Hong Kong: small economy, big risks
7 August 2019
The mass protests in Hong Kong over the past several weeks are leading to an increasingly confrontational situation. The likelihood of the protests weakening with time now seems small, the Hong Kong Government and the protest movement are moving further apart, and the action and rhetoric is escalating: Chinese officials stated this week that ‘those who play with fire will perish by it’.
One increasingly possible outcome is the deployment of PLA troops on the streets in support of Hong Kong police, and large numbers of detentions of protesters to disrupt and deter the protests. Just under halfway into the 50 year handover period, this would mark a de facto ending of the ‘one country, two systems’ approach: a model that has been weakening markedly over the past several years anyway. This would be deeply sad for Hong Kong, and will also have economic consequences.
Among other things, a Chinese crackdown on Hong Kong would likely lead to some international capital, firms, and people exiting Hong Kong, which would compromise the functioning of the Chinese economy. But there are several reasons that suggest that Chinese security forces on the ground remains a plausible scenario despite these economic costs.
First, Mr Xi’s track record is one of prioritising politics over economics. His Presidency has seen the abolition of Presidential term limits, the ending of reform and opening up, an increasing role of the state, as well as a more assertive political role in the region and beyond. He seems to have a clear view on China’s place in the world. And President Xi cannot afford to look weak on Hong Kong.
Second, there are limits to the additional economic costs that could be imposed on China. The US has now covered all of its Chinese imports with tariffs, and has imposed various sanctions on Chinese technology firms. This constrains the ability of the US to do more. A Chinese intervention in Hong Kong may make resolution of the trade war more challenging – but there is no resolution in sight, and the trade wars will likely continue at least until after the US Presidential Election in November 2020. In any case, President Trump has indicated that he will give China a free hand in Hong Kong: he is more concerned about the US/China relationship than the future of Hong Kong.

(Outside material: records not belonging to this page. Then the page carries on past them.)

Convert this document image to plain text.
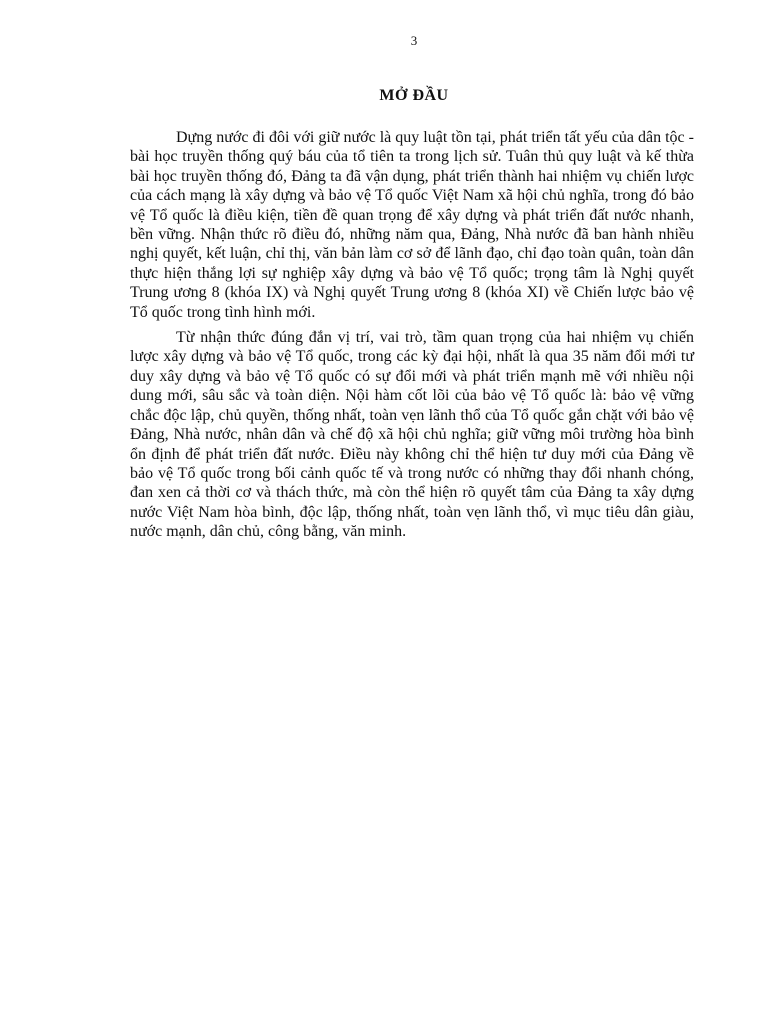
3
MỞ ĐẦU

Dựng nước đi đôi với giữ nước là quy luật tồn tại, phát triển tất yếu của dân tộc - bài học truyền thống quý báu của tổ tiên ta trong lịch sử. Tuân thủ quy luật và kế thừa bài học truyền thống đó, Đảng ta đã vận dụng, phát triển thành hai nhiệm vụ chiến lược của cách mạng là xây dựng và bảo vệ Tổ quốc Việt Nam xã hội chủ nghĩa, trong đó bảo vệ Tổ quốc là điều kiện, tiền đề quan trọng để xây dựng và phát triển đất nước nhanh, bền vững. Nhận thức rõ điều đó, những năm qua, Đảng, Nhà nước đã ban hành nhiều nghị quyết, kết luận, chỉ thị, văn bản làm cơ sở để lãnh đạo, chỉ đạo toàn quân, toàn dân thực hiện thắng lợi sự nghiệp xây dựng và bảo vệ Tổ quốc; trọng tâm là Nghị quyết Trung ương 8 (khóa IX) và Nghị quyết Trung ương 8 (khóa XI) về Chiến lược bảo vệ Tổ quốc trong tình hình mới.

Từ nhận thức đúng đắn vị trí, vai trò, tầm quan trọng của hai nhiệm vụ chiến lược xây dựng và bảo vệ Tổ quốc, trong các kỳ đại hội, nhất là qua 35 năm đổi mới tư duy xây dựng và bảo vệ Tổ quốc có sự đổi mới và phát triển mạnh mẽ với nhiều nội dung mới, sâu sắc và toàn diện. Nội hàm cốt lõi của bảo vệ Tổ quốc là: bảo vệ vững chắc độc lập, chủ quyền, thống nhất, toàn vẹn lãnh thổ của Tổ quốc gắn chặt với bảo vệ Đảng, Nhà nước, nhân dân và chế độ xã hội chủ nghĩa; giữ vững môi trường hòa bình ổn định để phát triển đất nước. Điều này không chỉ thể hiện tư duy mới của Đảng về bảo vệ Tổ quốc trong bối cảnh quốc tế và trong nước có những thay đổi nhanh chóng, đan xen cả thời cơ và thách thức, mà còn thể hiện rõ quyết tâm của Đảng ta xây dựng nước Việt Nam hòa bình, độc lập, thống nhất, toàn vẹn lãnh thổ, vì mục tiêu dân giàu, nước mạnh, dân chủ, công bằng, văn minh.
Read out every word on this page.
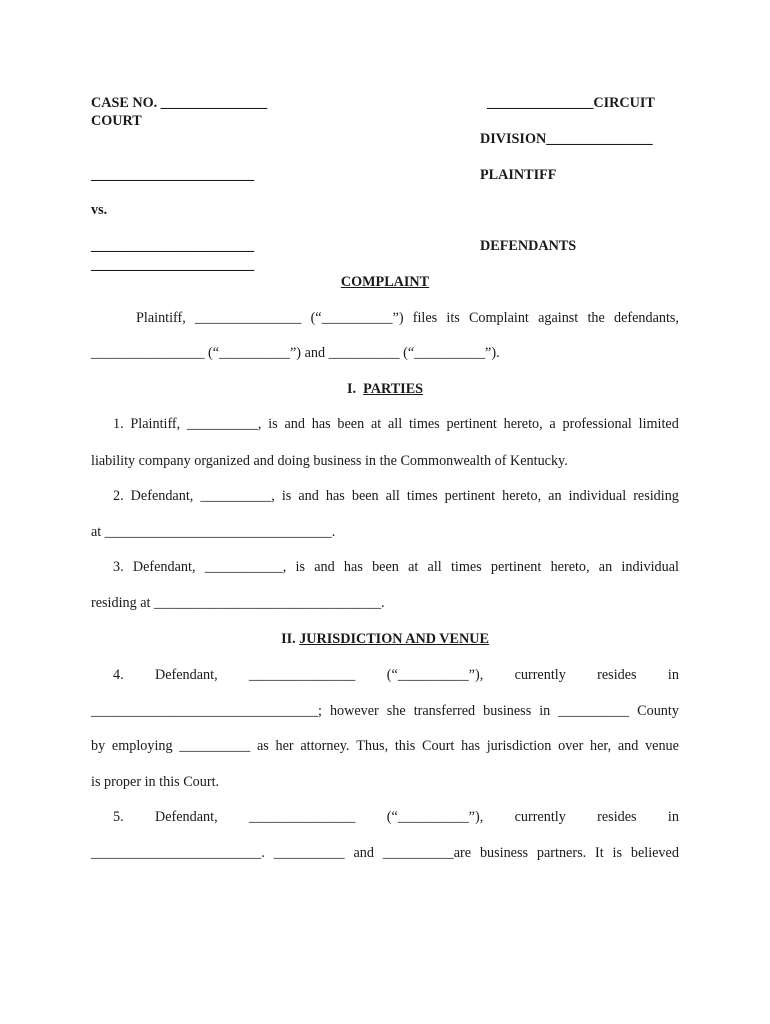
CASE NO. _______________	_______________CIRCUIT
COURT
DIVISION_______________
_______________________	PLAINTIFF
vs.
_______________________	DEFENDANTS
_______________________
COMPLAINT
Plaintiff, _______________ (“__________”) files its Complaint against the defendants,
________________ (“__________”) and __________ (“__________”).
I. PARTIES
1. Plaintiff, __________, is and has been at all times pertinent hereto, a professional limited
liability company organized and doing business in the Commonwealth of Kentucky.
2. Defendant, __________, is and has been all times pertinent hereto, an individual residing
at ________________________________.
3. Defendant, ___________, is and has been at all times pertinent hereto, an individual
residing at ________________________________.
II. JURISDICTION AND VENUE
4. Defendant, _______________ (“__________”), currently resides in
________________________________; however she transferred business in __________ County
by employing __________ as her attorney. Thus, this Court has jurisdiction over her, and venue
is proper in this Court.
5. Defendant, _______________ (“__________”), currently resides in
________________________. __________ and __________are business partners. It is believed
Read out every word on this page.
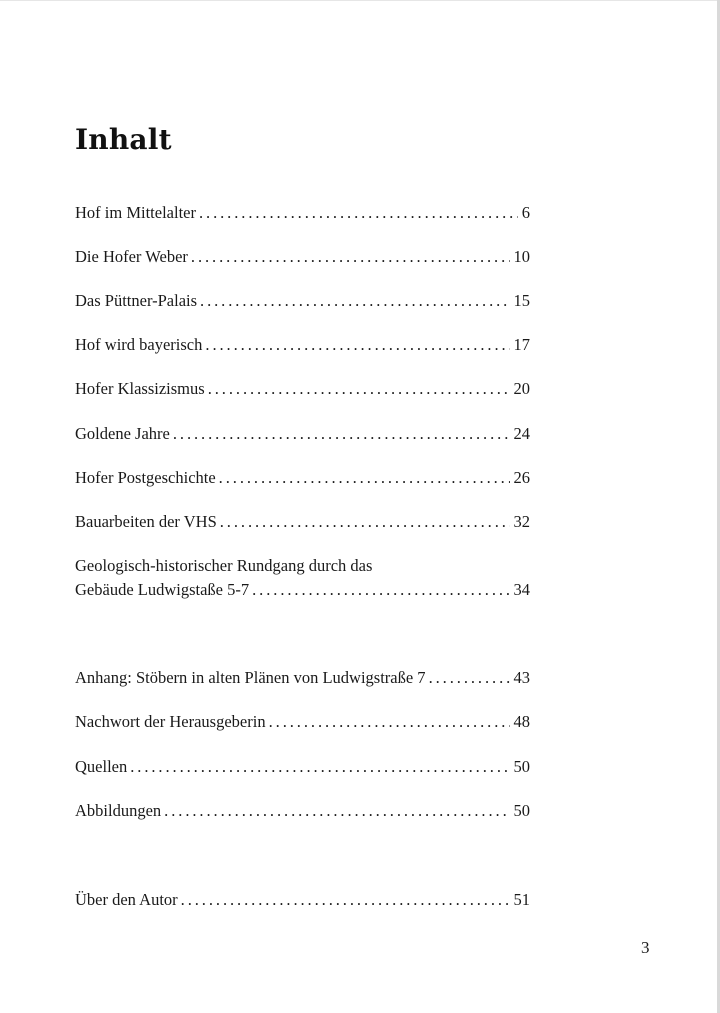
Inhalt
Hof im Mittelalter . . .	6
Die Hofer Weber . . .	10
Das Püttner-Palais . . .	15
Hof wird bayerisch . . .	17
Hofer Klassizismus . . .	20
Goldene Jahre . . .	24
Hofer Postgeschichte . . .	26
Bauarbeiten der VHS . . .	32
Geologisch-historischer Rundgang durch das
Gebäude Ludwigstaße 5-7 . . .	34
Anhang: Stöbern in alten Plänen von Ludwigstraße 7 . . .	43
Nachwort der Herausgeberin . . .	48
Quellen . . .	50
Abbildungen . . .	50
Über den Autor . . .	51
3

Elsewhere, Europe would likely be wary of imposing substantial sanctions given the current challenges to its economy. And the UK is not in a position to do much: Brexit is consuming all of its political oxygen, and China is an important market for a post-Brexit ‘global Britain’. Similarly, a regional response from ASEAN or others is unlikely.
Third, the Hong Kong economy has already been largely absorbed into the mainland economy and is less distinctive than it was. Hong Kong is deeply integrated into the Greater Bay Area, Hong Kong’s manufacturing activity has shrunk to about zero, and Hong Kong’s GDP now accounts for less than 3% of China’s GDP. Of course, Hong Kong is an important entry-point for trade and capital into China. Hong Kong’s exports and outward FDI stock are 185% and 515% of GDP respectively, much of which are international flows routed through Hong Kong to China. Hong Kong has valuable capabilities, but many aspects could be replicated elsewhere over time (Shanghai, Shenzhen) or partly retained in Hong Kong with a new political structure.
Although the preference will be to give further time and support to the Hong Kong authorities to resolve this situation, there is not much to stay Mr Xi’s hand if this approach does not work. So what are the economic and market implications of Chinese action in Hong Kong?
First, these political tensions are already imposing economic costs on Hong Kong – in addition to the impact of a slowing Chinese economy and the trade wars. Hong Kong’s economy and markets are sensitive to variation in world GDP and trade growth. Hong Kong’s GDP growth was negative in Q2 (-0.3% qoq), exports are weak (-9% in the year to June), and tourism and retail sales are down. Hong Kong equities are off 9% since 25 July. Chinese intervention in Hong Kong would amplify these dynamics, generating larger economic and financial costs than those from the trade wars.
Second, there would be an economic cost in China, with a more pronounced economic slowdown as well as stresses in the financial system if foreign capital flows into China were disrupted. One consequence would be for the CNY to depreciate further to provide support. This would create a ripple effect across Asia given the CNY’s increasingly central role in the Asian exchange rate system.
Third, Chinese intervention in Hong Kong would increase the likelihood of a change in Hong Kong’s exchange rate regime – which is a political choice as much as an economic choice. I have thought the HKD peg against the USD to be politically vulnerable for some time, even though it provides a useful economic function. A Chinese intervention that signalled an end to the one country, two systems approach may be the necessary catalyst for a change in the exchange rate arrangement – perhaps to a peg against the RMB, or against a basket of currencies.
Hong Kong is on the front-lines of the changing global economic and political environment. It benefited from the US-led system and strong Chinese growth for several decades, and is now bearing the brunt of the changed strategic landscape from trade wars to a more assertive China. There are several reasons to remain cautious on the Hong Kong economic, market, and strategic outlook.
Despite Hong Kong’s small size, these political risks have the potential to have a meaningful impact on global economic activity, given the current economic fragilities, as well as to create contagion across global markets. As is often the case, global change is most quickly and cleanly seen in small economies.